Grâce à cet indice, on assiste depuis l’Espace Miramar au ravissement de Left-Handed Girl de la taïwanaise Shih-ching Tsou, premier film fiévreux tourné à l’IPhone et qui se passe dans un marché de nuit de Taipei, avec au centre une mère célibataire et ses deux filles – une adolescente grandie trop vite et une autre qui profite de la main du démon (sa propre main gauche, celle qui, selon les superstitions du grand-père, se trouve du côté du mal) pour aider sa mère à subvenir à leurs besoins.

Hasan Hadi | The President’s Cake. Avec Banin Ahmad Nayef
Hasan Hadi | The President’s Cake. Avec Banin Ahmad Nayef. 

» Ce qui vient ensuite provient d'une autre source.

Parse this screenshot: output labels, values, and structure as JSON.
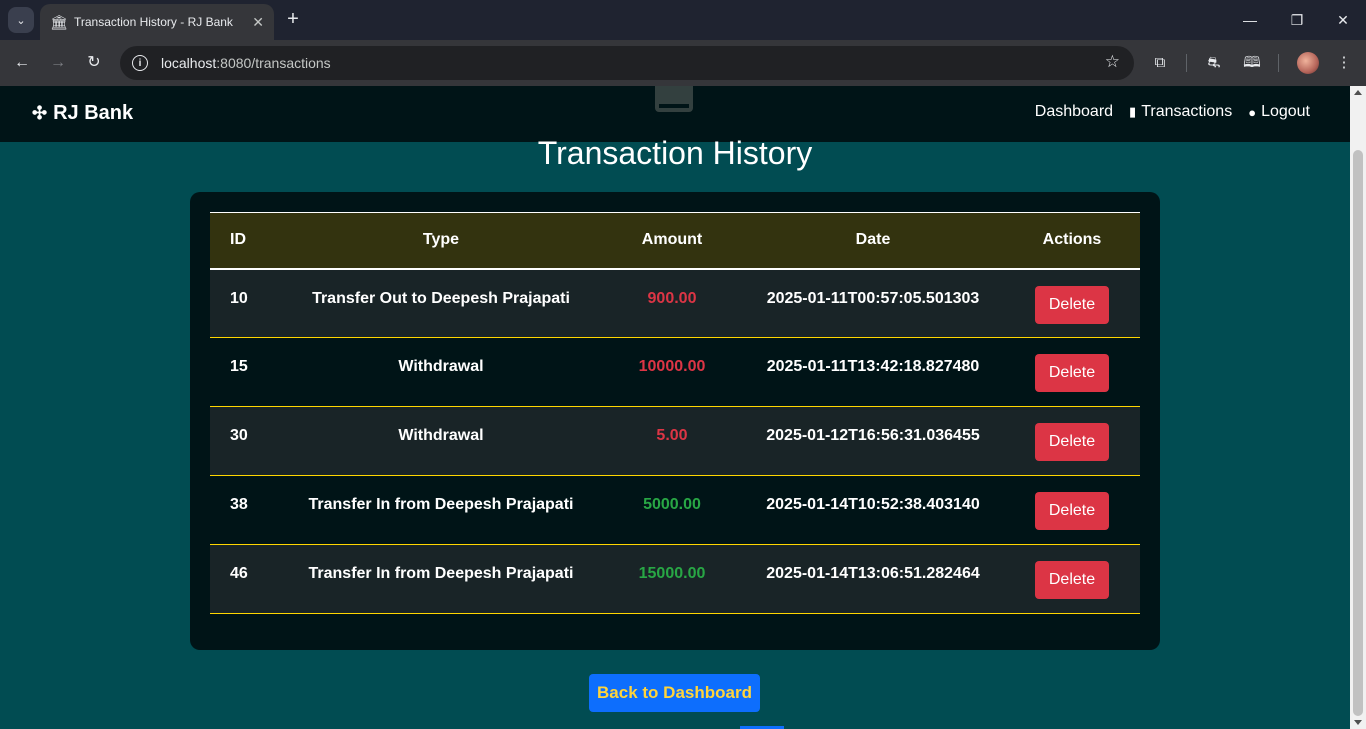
{
  "browser": {
    "tab_title": "Transaction History - RJ Bank",
    "url_host": "localhost",
    "url_rest": ":8080/transactions"
  },
  "navbar": {
    "brand": "RJ Bank",
    "links": {
      "dashboard": "Dashboard",
      "transactions": "Transactions",
      "logout": "Logout"
    }
  },
  "page": {
    "title": "Transaction History"
  },
  "table": {
    "headers": {
      "id": "ID",
      "type": "Type",
      "amount": "Amount",
      "date": "Date",
      "actions": "Actions"
    },
    "rows": [
      {
        "id": "10",
        "type": "Transfer Out to Deepesh Prajapati",
        "amount": "900.00",
        "date": "2025-01-11T00:57:05.501303",
        "action": "Delete"
      },
      {
        "id": "15",
        "type": "Withdrawal",
        "amount": "10000.00",
        "date": "2025-01-11T13:42:18.827480",
        "action": "Delete"
      },
      {
        "id": "30",
        "type": "Withdrawal",
        "amount": "5.00",
        "date": "2025-01-12T16:56:31.036455",
        "action": "Delete"
      },
      {
        "id": "38",
        "type": "Transfer In from Deepesh Prajapati",
        "amount": "5000.00",
        "date": "2025-01-14T10:52:38.403140",
        "action": "Delete"
      },
      {
        "id": "46",
        "type": "Transfer In from Deepesh Prajapati",
        "amount": "15000.00",
        "date": "2025-01-14T13:06:51.282464",
        "action": "Delete"
      }
    ]
  },
  "footer": {
    "back_label": "Back to Dashboard"
  },
  "colors": {
    "page_bg": "#014c52",
    "navbar_bg": "#001417",
    "card_bg": "#001417",
    "header_row_bg": "#33330f",
    "negative": "#dc3545",
    "positive": "#28a745",
    "delete_button": "#dc3545",
    "back_button": "#0d6efd",
    "back_button_text": "#ffd43b",
    "row_divider": "#ffd700"
  }
}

« The President’s Cake », Hasan Hadi (2025) © Susy Lagrange SD/La Quinzaine des Cinéastes

Mais c’est en voyant Banin Ahmad Nayef monter sur la scène du Théâtre Croisette que quelque chose de l’ordre de l’épiphanie de la Jeune Fille advient. C’est elle qui joue le rôle de Lamia dans The President’s Cake, premier long métrage du réalisateur irakien Hasan Hadi. Tout dans ce film est lumineux et politique : vivant dans un village pauvre et reculé sous le régime de Saddam Hussein, Lamia doit trouver les ingrédients d’un gâteau pour célébrer l’anniversaire du président. La jeune fille affronte la misère, la délation, la corruption, le vol, la perversion, portant tout haut l’étendard d’une variation radieuse de force vitale. Sa joie est presque surhumaine et sa survie est sa véritable beauté. Mais, au-delà du film, tout juste débarquée des bords de l’Euphrate, la jeune fille, intimidée et espiègle, regarde la foule en tentant de déchiffrer ce qu’on peine à lui dire. Plus tard, étonnée de voir son portrait dans le Hollywood Reporter, elle part d’un fou rire nerveux et fier. À la fois rayonnante et farouche sous les sunlights, la Jeune Fille enfin incarnée va de l’avant. Au dîner, elle redemande un dessert et, avant même que le public impatient ait pu réclamer des selfies, elle s’endort à table, faisant confiance au monde lequel pour l’instant devra attendre.